Les « perturbations météorologiques exceptionnelles » s’entendent des périodes de tempêtes.

A ce titre, les marées d’équinoxe ne constituent pas une perturbation météorologique exceptionnelle, le niveau atteint par la mer lors de ces périodes entraîne l’incorporation des  terres recouvertes par la mer (en ce sens, Conseil d’Etat, 12 octobre 1973, Kreitmann, n° 86682).

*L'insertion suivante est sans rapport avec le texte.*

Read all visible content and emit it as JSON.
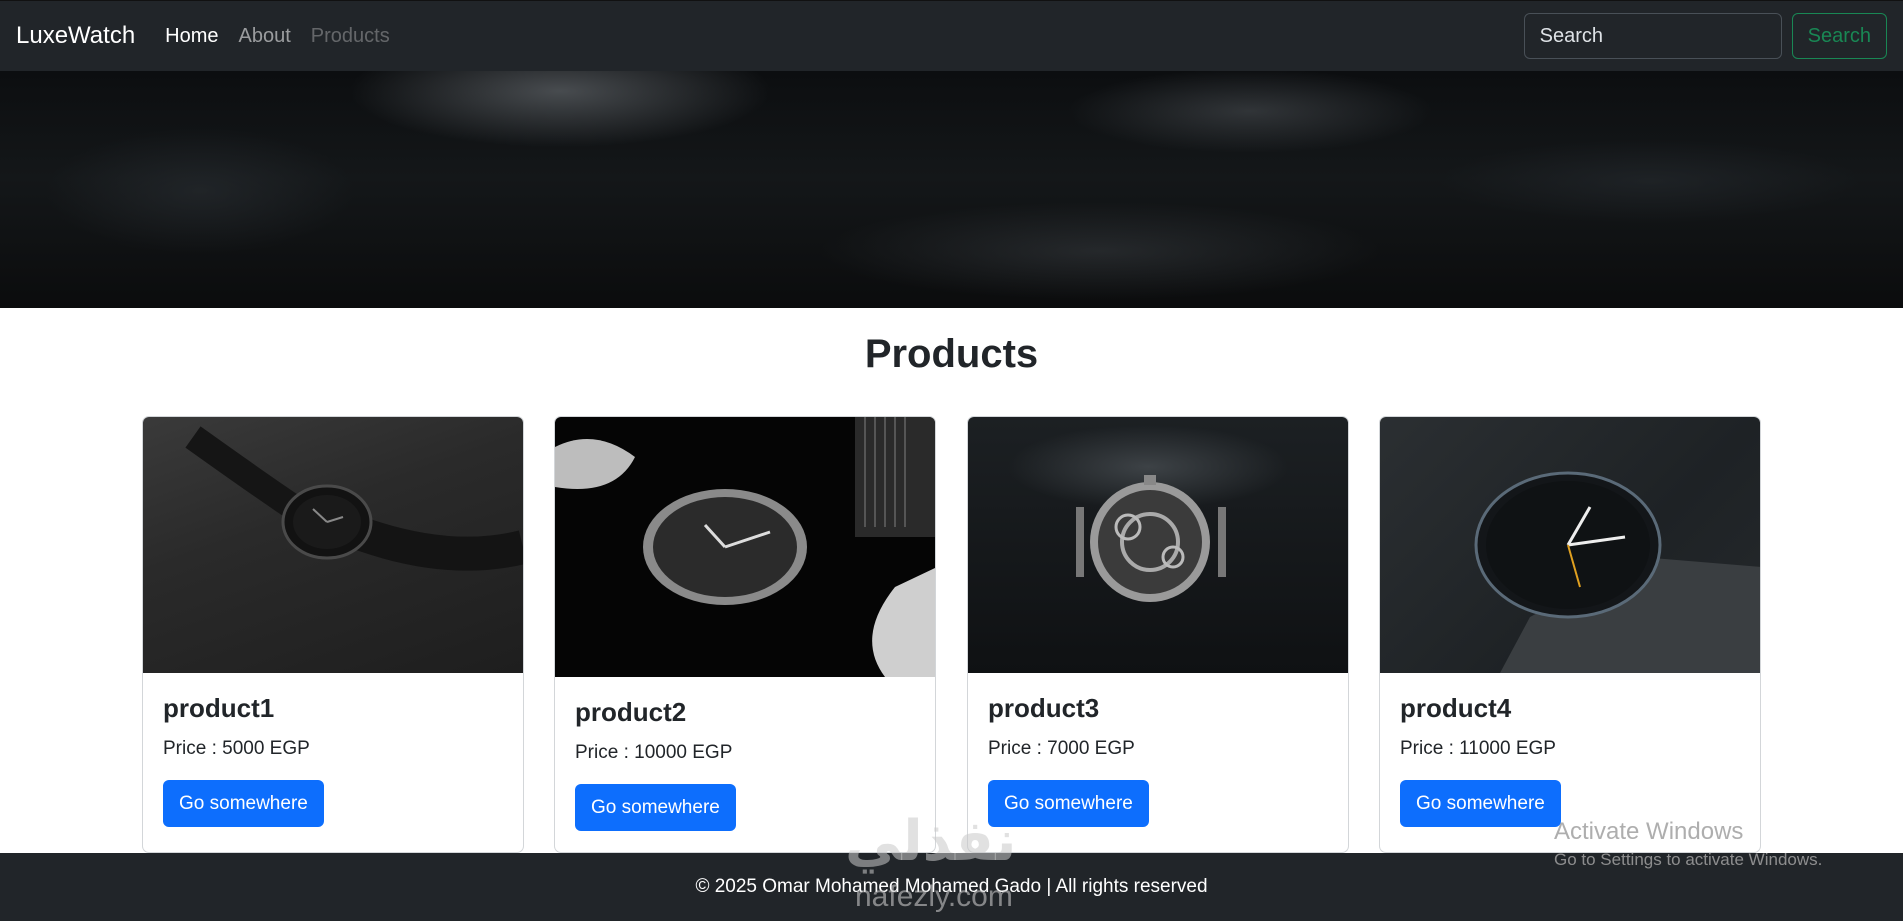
{
  "navbar": {
    "brand": "LuxeWatch",
    "links": [
      "Home",
      "About",
      "Products"
    ],
    "search_placeholder": "Search",
    "search_button": "Search"
  },
  "products_section": {
    "title": "Products",
    "cards": [
      {
        "name": "product1",
        "price": "Price : 5000 EGP",
        "button": "Go somewhere",
        "image_icon": "watch-image"
      },
      {
        "name": "product2",
        "price": "Price : 10000 EGP",
        "button": "Go somewhere",
        "image_icon": "watch-image"
      },
      {
        "name": "product3",
        "price": "Price : 7000 EGP",
        "button": "Go somewhere",
        "image_icon": "watch-image"
      },
      {
        "name": "product4",
        "price": "Price : 11000 EGP",
        "button": "Go somewhere",
        "image_icon": "watch-image"
      }
    ]
  },
  "footer": {
    "text": "© 2025 Omar Mohamed Mohamed Gado | All rights reserved"
  },
  "overlays": {
    "watermark_logo": "نفذلي",
    "watermark_site": "nafezly.com",
    "activate_title": "Activate Windows",
    "activate_sub": "Go to Settings to activate Windows."
  },
  "colors": {
    "navbar_bg": "#212529",
    "primary": "#0d6efd",
    "success": "#198754"
  }
}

Si les préfectures peuvent procéder de leur initiative, ou sur demande d’un tiers, à une délimitation du domaine public maritime, l’incorporation ne résulte pas de cette procédure administrative -qui est purement recognitive- mais du seul constat du niveau atteint par les plus hauts flots.

 

2. Comment combattre juridiquement l’incorporation dans le domaine public maritime ?

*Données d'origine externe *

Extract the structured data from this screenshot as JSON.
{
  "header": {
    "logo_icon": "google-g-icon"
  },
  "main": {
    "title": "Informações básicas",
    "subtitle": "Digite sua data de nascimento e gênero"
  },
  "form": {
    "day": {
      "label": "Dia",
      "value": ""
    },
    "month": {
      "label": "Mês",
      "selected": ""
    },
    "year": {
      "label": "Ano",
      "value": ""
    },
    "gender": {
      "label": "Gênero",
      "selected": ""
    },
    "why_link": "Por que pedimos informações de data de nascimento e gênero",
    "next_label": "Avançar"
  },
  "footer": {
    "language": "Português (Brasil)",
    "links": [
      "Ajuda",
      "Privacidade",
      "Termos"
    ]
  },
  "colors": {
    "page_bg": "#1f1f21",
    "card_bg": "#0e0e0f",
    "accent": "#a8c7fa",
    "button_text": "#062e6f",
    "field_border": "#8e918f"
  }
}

Pour contester ce transfert de propriété, le propriétaire devra :

  • soit établir que son terrain n’est pas recouvert par les plus hautes eaux,
  • soit démontrer que son titre de propriété résulte « d'aliénations antérieures à l'Edit de Moulins de février 1566 ou de ventes de biens nationaux [c’est-à-dire à l’époque de la Révolution] » (article L. 3111-2 du code général de la propriété des personnes publiques).

 

La première possibilité de contestation peut se faire de manière objective, en constatant si les terrains sont, ou non, submergés pendant les plus fortes marées de l’année.

 

En revanche, démontrer que le titre de propriété remonte à l’édit de Moulins de 1566  ou résulte de la vente de biens nationaux suppose non seulement de retrouver les titres en question ; d’établir que les titres de l’époque, qui portent parfois sur des superficies considérables, recouvrent les parcelles en cause ; et enfin, de démontrer que les droits féodaux décrits dans lesdits titres se réfèrent « expressément » à des droits réels semblables au droit propriété au sens du code civil (ce qui constitue un bel anachronisme) et impose de recourir à une expertise judiciaire (en ce sens, Cours Administrative d’Appel de Nantes, 12 octobre 2015, n° 15NT01651).

 

3. Le propriétaire peut-il reprendre les terrains submergés qui lui appartenaient ?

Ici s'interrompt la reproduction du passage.